When they started picking up the letters, they found they were all addressed to someone named Ella Chase and seemed to all be from soldiers.


They picked up the letters and ut them in the box they seemed to have blown out of and took them home, determined to find who this Ella Chase was and whether they could return her letters to her.

Out of this accidental discovery has come a lifelong passion for one of the guys who found them. 
He started doing research to find out who Ella Chase was.  He searched all sorts of public records and it was not until months later that he found an obituary for her in the Napa newspaper.  The obituary had the names of several of her surviving relatives.  He managed to contact one relative, who wasn't interested at all.

During the process of his search, he found record of her maybe (or maybe not) marrying.  He started following that line.  He somehow found the name of her maybe husband and then found a newspaper article where there was some sort of kerfuffle, where he was married and denies ever marrying Ella.
Shortly after that, Ella started writing letters to soldiers fighting in World War II.  The letters in this collection they found were letters from the soldiers, many of whom referred to er as "mom" and expressed such warmth and gratitude for her letters and for her support.

Eventually they found her obituary, which listed family members and they tried to get in touch with them.   I think it as a cousin they called, who was't interested at all, but they found a guy they thought must be her grandson and called him, leaving a call back number.  They didn't hear from him.

Eventually he did call back and said that he thought the box they found had fallen off of is truck when he was moving to Southern California.  They had a nice conversation and he said that he also had a big box of photographs they might like to have.

The point of the story is how it all started by seeing a goat standing on a cow and out of it this whole passion and search began.  And it has given Ella Chase some sort of immortality and recognition for her kindness to support the fighting troops.


This has been a good week for my mother. (Isn't it nice to read that for a change?)

I think the medication is finally starting to kick in.  She still seems to have pain when she tries to get up, but she doesn't complain or seem to be suffering most of the time.  And it may be the medication that is making her loopy.
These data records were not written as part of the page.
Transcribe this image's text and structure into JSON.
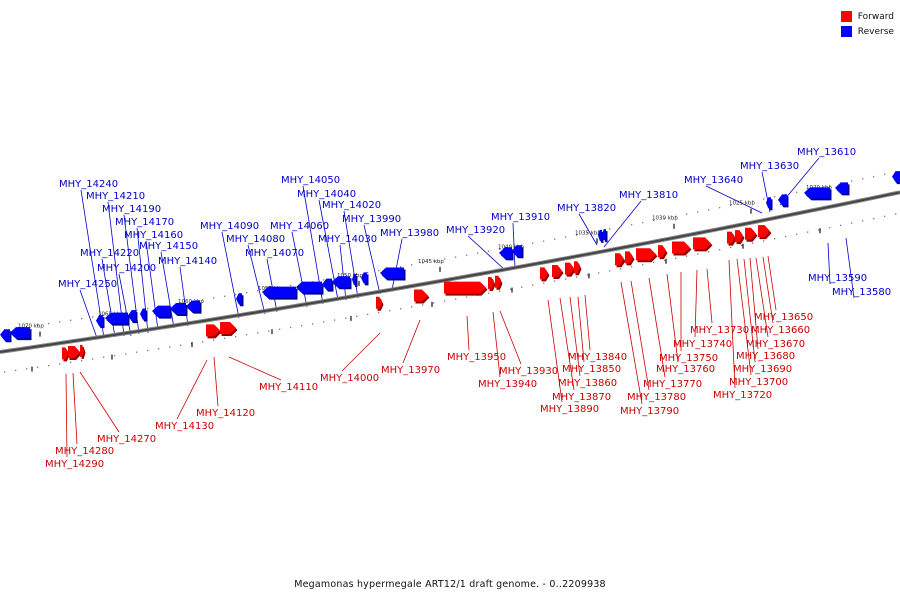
{
  "legend": {
    "forward": {
      "label": "Forward",
      "color": "#ff0000"
    },
    "reverse": {
      "label": "Reverse",
      "color": "#0000ff"
    }
  },
  "caption": "Megamonas hypermegale ART12/1 draft genome. - 0..2209938",
  "axis": {
    "color": "#555555",
    "ticks": [
      "1020 kbp",
      "1025 kbp",
      "1030 kbp",
      "1035 kbp",
      "1040 kbp",
      "1045 kbp",
      "1050 kbp",
      "1055 kbp",
      "1060 kbp",
      "1065 kbp",
      "1070 kbp"
    ]
  },
  "reverse_labels": [
    "MHY_13580",
    "MHY_13590",
    "MHY_13610",
    "MHY_13630",
    "MHY_13640",
    "MHY_13810",
    "MHY_13820",
    "MHY_13910",
    "MHY_13920",
    "MHY_13980",
    "MHY_13990",
    "MHY_14020",
    "MHY_14030",
    "MHY_14040",
    "MHY_14050",
    "MHY_14060",
    "MHY_14070",
    "MHY_14080",
    "MHY_14090",
    "MHY_14140",
    "MHY_14150",
    "MHY_14160",
    "MHY_14170",
    "MHY_14190",
    "MHY_14200",
    "MHY_14210",
    "MHY_14220",
    "MHY_14240",
    "MHY_14250"
  ],
  "forward_labels": [
    "MHY_13650",
    "MHY_13660",
    "MHY_13670",
    "MHY_13680",
    "MHY_13690",
    "MHY_13700",
    "MHY_13720",
    "MHY_13730",
    "MHY_13740",
    "MHY_13750",
    "MHY_13760",
    "MHY_13770",
    "MHY_13780",
    "MHY_13790",
    "MHY_13840",
    "MHY_13850",
    "MHY_13860",
    "MHY_13870",
    "MHY_13890",
    "MHY_13930",
    "MHY_13940",
    "MHY_13950",
    "MHY_13970",
    "MHY_14000",
    "MHY_14110",
    "MHY_14120",
    "MHY_14130",
    "MHY_14270",
    "MHY_14280",
    "MHY_14290"
  ]
}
We have had long conversations lately, all of them kind of fun because she makes no sense whatever.  Sometimes she knows who I am, sometimes she thinks I'm her sister.  I think she recognizes me and then she'll say something like "how is Mom?" when I will stop and ask her if she knows my name and she doesn't, thpugh she recognizes that I'm family and she loves me.

She doesn't talk gibberish, but she talks nonsense, asking questions or making observations that make no sense whatever, but she believes them and it's kind of fun to go along with her.  I just follow along with whatever she says, asking question about how she'd do this or that, what she wants to move, etc.  We often laugh when she can't come up with an answer.
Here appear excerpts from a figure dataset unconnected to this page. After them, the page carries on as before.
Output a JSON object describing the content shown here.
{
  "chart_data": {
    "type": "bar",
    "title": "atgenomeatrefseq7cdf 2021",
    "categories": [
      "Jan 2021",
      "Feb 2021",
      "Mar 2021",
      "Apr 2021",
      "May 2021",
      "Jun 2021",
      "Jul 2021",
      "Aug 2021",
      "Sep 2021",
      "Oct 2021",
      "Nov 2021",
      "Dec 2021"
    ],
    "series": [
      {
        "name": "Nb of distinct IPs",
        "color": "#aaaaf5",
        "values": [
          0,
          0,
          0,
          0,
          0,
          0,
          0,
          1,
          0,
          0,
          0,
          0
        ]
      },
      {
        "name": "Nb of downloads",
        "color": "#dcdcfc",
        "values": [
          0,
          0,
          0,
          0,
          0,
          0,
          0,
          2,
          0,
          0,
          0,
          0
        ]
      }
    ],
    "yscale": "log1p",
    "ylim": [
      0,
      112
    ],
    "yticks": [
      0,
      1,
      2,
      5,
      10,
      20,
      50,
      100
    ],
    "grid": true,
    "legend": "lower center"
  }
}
One of the best things I ever did was putting her into the assisted living program.  She wasn't ready for it (and would not have qualified for long term care insurance payments) if I had done it earlier, but now that she is on, there are people in and out of her apartment all day long, checking on this or that, giving her meds, etc. She has always been a social person and now she has someone to talk to several times a day.
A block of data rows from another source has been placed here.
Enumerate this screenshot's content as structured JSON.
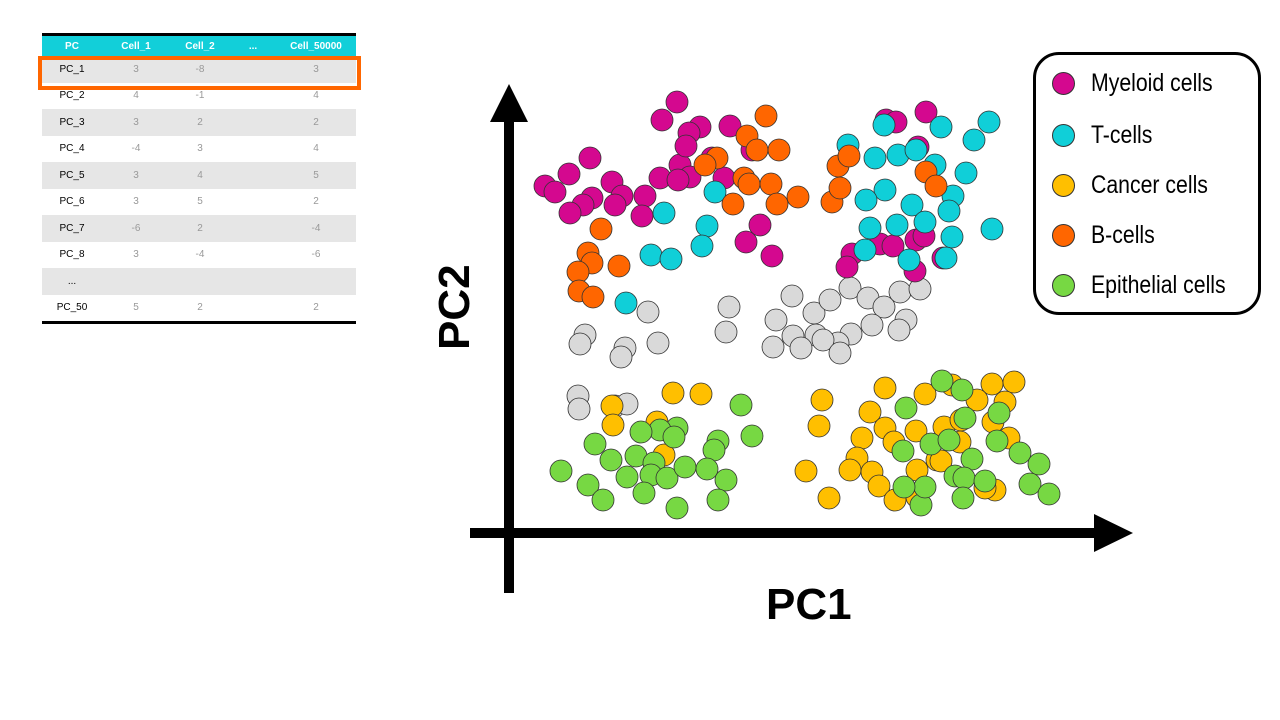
{
  "table": {
    "headers": [
      "PC",
      "Cell_1",
      "Cell_2",
      "...",
      "Cell_50000"
    ],
    "rows": [
      [
        "PC_1",
        "3",
        "-8",
        "",
        "3"
      ],
      [
        "PC_2",
        "4",
        "-1",
        "",
        "4"
      ],
      [
        "PC_3",
        "3",
        "2",
        "",
        "2"
      ],
      [
        "PC_4",
        "-4",
        "3",
        "",
        "4"
      ],
      [
        "PC_5",
        "3",
        "4",
        "",
        "5"
      ],
      [
        "PC_6",
        "3",
        "5",
        "",
        "2"
      ],
      [
        "PC_7",
        "-6",
        "2",
        "",
        "-4"
      ],
      [
        "PC_8",
        "3",
        "-4",
        "",
        "-6"
      ],
      [
        "...",
        "",
        "",
        "",
        ""
      ],
      [
        "PC_50",
        "5",
        "2",
        "",
        "2"
      ]
    ],
    "highlighted_row": "PC_1",
    "highlight_color": "#ff6600",
    "header_color": "#12cfd9"
  },
  "chart_data": {
    "type": "scatter",
    "xlabel": "PC1",
    "ylabel": "PC2",
    "xlim": [
      0,
      60
    ],
    "ylim": [
      0,
      45
    ],
    "grid": false,
    "legend_placement": "top-right",
    "series": [
      {
        "name": "Myeloid cells",
        "color": "#d4088f",
        "points": [
          [
            17.7,
            42.8
          ],
          [
            16.2,
            41.0
          ],
          [
            20.0,
            40.3
          ],
          [
            18.9,
            39.7
          ],
          [
            23.0,
            40.4
          ],
          [
            9.0,
            37.2
          ],
          [
            6.9,
            35.6
          ],
          [
            11.2,
            34.8
          ],
          [
            4.5,
            34.4
          ],
          [
            5.5,
            33.8
          ],
          [
            9.2,
            33.2
          ],
          [
            12.2,
            33.4
          ],
          [
            14.5,
            33.4
          ],
          [
            16.0,
            35.2
          ],
          [
            18.0,
            36.5
          ],
          [
            19.0,
            35.3
          ],
          [
            21.2,
            37.2
          ],
          [
            25.2,
            38.0
          ],
          [
            22.4,
            35.2
          ],
          [
            8.3,
            32.5
          ],
          [
            7.0,
            31.7
          ],
          [
            11.5,
            32.5
          ],
          [
            14.2,
            31.4
          ],
          [
            24.6,
            28.8
          ],
          [
            26.0,
            30.5
          ],
          [
            27.2,
            27.4
          ],
          [
            38.6,
            41.0
          ],
          [
            39.6,
            40.8
          ],
          [
            42.6,
            41.8
          ],
          [
            41.8,
            38.3
          ],
          [
            38.0,
            28.6
          ],
          [
            39.3,
            28.4
          ],
          [
            41.6,
            29.0
          ],
          [
            42.4,
            29.4
          ],
          [
            35.2,
            27.6
          ],
          [
            34.7,
            26.3
          ],
          [
            41.5,
            25.9
          ],
          [
            44.3,
            27.2
          ],
          [
            18.6,
            38.4
          ],
          [
            17.8,
            35.0
          ]
        ]
      },
      {
        "name": "T-cells",
        "color": "#10cfd8",
        "points": [
          [
            38.4,
            40.5
          ],
          [
            44.1,
            40.3
          ],
          [
            47.4,
            39.0
          ],
          [
            48.9,
            40.8
          ],
          [
            34.8,
            38.5
          ],
          [
            37.5,
            37.2
          ],
          [
            39.8,
            37.5
          ],
          [
            41.6,
            38.0
          ],
          [
            43.5,
            36.5
          ],
          [
            46.6,
            35.7
          ],
          [
            38.5,
            34.0
          ],
          [
            36.6,
            33.0
          ],
          [
            41.2,
            32.5
          ],
          [
            45.3,
            33.4
          ],
          [
            44.9,
            31.9
          ],
          [
            42.5,
            30.8
          ],
          [
            37.0,
            30.2
          ],
          [
            39.7,
            30.5
          ],
          [
            45.2,
            29.3
          ],
          [
            49.2,
            30.1
          ],
          [
            40.9,
            27.0
          ],
          [
            44.6,
            27.2
          ],
          [
            21.5,
            33.8
          ],
          [
            16.4,
            31.7
          ],
          [
            20.7,
            30.4
          ],
          [
            20.2,
            28.4
          ],
          [
            15.1,
            27.5
          ],
          [
            17.1,
            27.1
          ],
          [
            12.6,
            22.7
          ],
          [
            36.5,
            28.0
          ]
        ]
      },
      {
        "name": "Cancer cells",
        "color": "#ffbf00",
        "points": [
          [
            17.3,
            13.7
          ],
          [
            20.1,
            13.6
          ],
          [
            11.2,
            12.4
          ],
          [
            11.3,
            10.5
          ],
          [
            15.7,
            10.8
          ],
          [
            16.4,
            7.5
          ],
          [
            32.2,
            13.0
          ],
          [
            31.9,
            10.4
          ],
          [
            38.5,
            14.2
          ],
          [
            42.5,
            13.6
          ],
          [
            45.2,
            14.5
          ],
          [
            49.2,
            14.6
          ],
          [
            51.4,
            14.8
          ],
          [
            50.5,
            12.8
          ],
          [
            47.7,
            13.0
          ],
          [
            37.0,
            11.8
          ],
          [
            38.5,
            10.2
          ],
          [
            41.6,
            9.9
          ],
          [
            44.4,
            10.3
          ],
          [
            46.1,
            11.0
          ],
          [
            49.3,
            10.8
          ],
          [
            50.9,
            9.2
          ],
          [
            46.0,
            8.8
          ],
          [
            43.7,
            7.0
          ],
          [
            36.2,
            9.2
          ],
          [
            39.4,
            8.8
          ],
          [
            35.7,
            7.2
          ],
          [
            35.0,
            6.0
          ],
          [
            37.2,
            5.8
          ],
          [
            37.9,
            4.4
          ],
          [
            41.7,
            6.0
          ],
          [
            44.1,
            6.9
          ],
          [
            30.6,
            5.9
          ],
          [
            32.9,
            3.2
          ],
          [
            39.5,
            3.0
          ],
          [
            41.7,
            3.3
          ],
          [
            49.5,
            4.0
          ],
          [
            48.5,
            4.2
          ]
        ]
      },
      {
        "name": "B-cells",
        "color": "#ff6600",
        "points": [
          [
            26.6,
            41.4
          ],
          [
            24.7,
            39.4
          ],
          [
            25.7,
            38.0
          ],
          [
            27.9,
            38.0
          ],
          [
            21.7,
            37.2
          ],
          [
            20.5,
            36.5
          ],
          [
            24.4,
            35.2
          ],
          [
            24.9,
            34.6
          ],
          [
            27.1,
            34.6
          ],
          [
            29.8,
            33.3
          ],
          [
            27.7,
            32.6
          ],
          [
            23.3,
            32.6
          ],
          [
            33.2,
            32.8
          ],
          [
            34.0,
            34.2
          ],
          [
            33.8,
            36.4
          ],
          [
            34.9,
            37.4
          ],
          [
            42.6,
            35.8
          ],
          [
            43.6,
            34.4
          ],
          [
            10.1,
            30.1
          ],
          [
            8.8,
            27.7
          ],
          [
            9.2,
            26.7
          ],
          [
            11.9,
            26.4
          ],
          [
            7.8,
            25.8
          ],
          [
            7.9,
            23.9
          ],
          [
            9.3,
            23.3
          ]
        ]
      },
      {
        "name": "Epithelial cells",
        "color": "#77d843",
        "points": [
          [
            24.1,
            12.5
          ],
          [
            25.2,
            9.4
          ],
          [
            21.8,
            8.9
          ],
          [
            21.4,
            8.0
          ],
          [
            17.7,
            10.2
          ],
          [
            16.0,
            10.0
          ],
          [
            17.4,
            9.3
          ],
          [
            14.1,
            9.8
          ],
          [
            9.5,
            8.6
          ],
          [
            11.1,
            7.0
          ],
          [
            13.6,
            7.4
          ],
          [
            15.4,
            6.7
          ],
          [
            12.7,
            5.3
          ],
          [
            15.1,
            5.5
          ],
          [
            16.7,
            5.2
          ],
          [
            18.5,
            6.3
          ],
          [
            20.7,
            6.1
          ],
          [
            22.6,
            5.0
          ],
          [
            6.1,
            5.9
          ],
          [
            8.8,
            4.5
          ],
          [
            10.3,
            3.0
          ],
          [
            14.4,
            3.7
          ],
          [
            17.7,
            2.2
          ],
          [
            21.8,
            3.0
          ],
          [
            44.2,
            14.9
          ],
          [
            46.2,
            14.0
          ],
          [
            40.6,
            12.2
          ],
          [
            46.5,
            11.2
          ],
          [
            49.9,
            11.7
          ],
          [
            43.1,
            8.6
          ],
          [
            44.9,
            9.0
          ],
          [
            47.2,
            7.1
          ],
          [
            49.7,
            8.9
          ],
          [
            52.0,
            7.7
          ],
          [
            53.9,
            6.6
          ],
          [
            45.5,
            5.4
          ],
          [
            46.4,
            5.2
          ],
          [
            48.5,
            4.9
          ],
          [
            53.0,
            4.6
          ],
          [
            54.9,
            3.6
          ],
          [
            46.3,
            3.2
          ],
          [
            42.1,
            2.5
          ],
          [
            42.5,
            4.3
          ],
          [
            40.4,
            4.3
          ],
          [
            40.3,
            7.9
          ]
        ]
      },
      {
        "name": "unlabeled",
        "color": "#d9d9d9",
        "in_legend": false,
        "points": [
          [
            22.9,
            22.3
          ],
          [
            22.6,
            19.8
          ],
          [
            29.2,
            23.4
          ],
          [
            27.6,
            21.0
          ],
          [
            31.4,
            21.7
          ],
          [
            33.0,
            23.0
          ],
          [
            35.0,
            24.2
          ],
          [
            36.8,
            23.2
          ],
          [
            38.4,
            22.3
          ],
          [
            40.0,
            23.8
          ],
          [
            42.0,
            24.1
          ],
          [
            40.6,
            21.0
          ],
          [
            37.2,
            20.5
          ],
          [
            35.1,
            19.6
          ],
          [
            33.8,
            18.7
          ],
          [
            31.6,
            19.5
          ],
          [
            29.3,
            19.4
          ],
          [
            30.1,
            18.2
          ],
          [
            27.3,
            18.3
          ],
          [
            32.3,
            19.0
          ],
          [
            34.0,
            17.7
          ],
          [
            39.9,
            20.0
          ],
          [
            8.5,
            19.5
          ],
          [
            8.0,
            18.6
          ],
          [
            12.5,
            18.2
          ],
          [
            12.1,
            17.3
          ],
          [
            15.8,
            18.7
          ],
          [
            14.8,
            21.8
          ],
          [
            7.8,
            13.4
          ],
          [
            7.9,
            12.1
          ],
          [
            11.5,
            12.4
          ],
          [
            12.7,
            12.6
          ]
        ]
      }
    ]
  }
}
Not only that, but I know she is eating regularly and that she's getting her meds on a regular schedule. AND, what may be even ore important, knowing that she is getting attention, I don't feel the need to go and visit her every day and consequently I enjoy going to Atria more than I did when I felt I had to be there (almost) every day.


I don't know how long this situation is going to last, but I'm certainly enjoying it right now.